I’m so honoured to have been chosen by the Quebec Writers’ Federation to be the Max Margles writer in residence at the Tyrone Guthrie Centre this fall. I’ve never visited Ireland before, and I’m looking forward to writing and thinking there, and to meeting other writers and artists at the Centre. I’m especially looking forward to having three uninterrupted weeks in which to work on the novel. I’m normally so easily distracted and overwhelmed by other responsibilities and concerns; I want to give this project the attention that it needs.

As a writer and editor, what advice would you give to emerging writers looking to submit to regular submission calls and/or contests?

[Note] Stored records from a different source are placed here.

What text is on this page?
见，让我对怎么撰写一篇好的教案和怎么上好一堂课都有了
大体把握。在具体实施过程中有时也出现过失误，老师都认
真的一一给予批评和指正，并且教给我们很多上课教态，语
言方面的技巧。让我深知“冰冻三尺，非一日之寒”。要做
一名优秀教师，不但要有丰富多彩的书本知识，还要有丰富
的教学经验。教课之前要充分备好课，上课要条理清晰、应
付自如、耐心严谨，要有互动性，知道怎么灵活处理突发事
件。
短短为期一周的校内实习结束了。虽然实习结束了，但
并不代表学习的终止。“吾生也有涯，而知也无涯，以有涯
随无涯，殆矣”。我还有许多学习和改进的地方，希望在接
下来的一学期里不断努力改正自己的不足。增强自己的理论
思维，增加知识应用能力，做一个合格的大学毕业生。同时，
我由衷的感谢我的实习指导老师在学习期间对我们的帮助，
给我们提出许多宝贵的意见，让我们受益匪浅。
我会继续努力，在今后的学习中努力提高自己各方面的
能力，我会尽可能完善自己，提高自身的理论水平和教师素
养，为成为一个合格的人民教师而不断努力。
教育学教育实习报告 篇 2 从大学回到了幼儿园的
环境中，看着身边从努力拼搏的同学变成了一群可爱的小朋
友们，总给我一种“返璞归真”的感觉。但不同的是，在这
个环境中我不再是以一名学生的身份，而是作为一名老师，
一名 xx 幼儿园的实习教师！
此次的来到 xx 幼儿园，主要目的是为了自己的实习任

Be bold and submit your work widely. Don’t get too discouraged by rejections, because they happen all the time to all of us. Make yourself a submissions grid to stay organized. Read—a lot. Read your own piece out loud to yourself once or twice before submitting: you’ll get a better sense of where its language or its rhythm might need tweaking. In general, I highly recommend doing live readings when you can: your mileage may vary, of course, but audience response can be a great way to learn more about how your writing is coming across to other people.

What styles, techniques, content, etc. do you enjoy when reading short stories? What will you be looking for in a winning Open Season short story?

I’m looking for short stories that excite me on a sentence level, that feel grounded in character and place, that use the constraint of the short form in surprising ways. I’m hoping for stories that make me ask new questions, that plunge me into a state of restless curiosity. I love to find out that I’m wrong about something, or that I don’t know as much about a certain topic or subject position as I thought I did.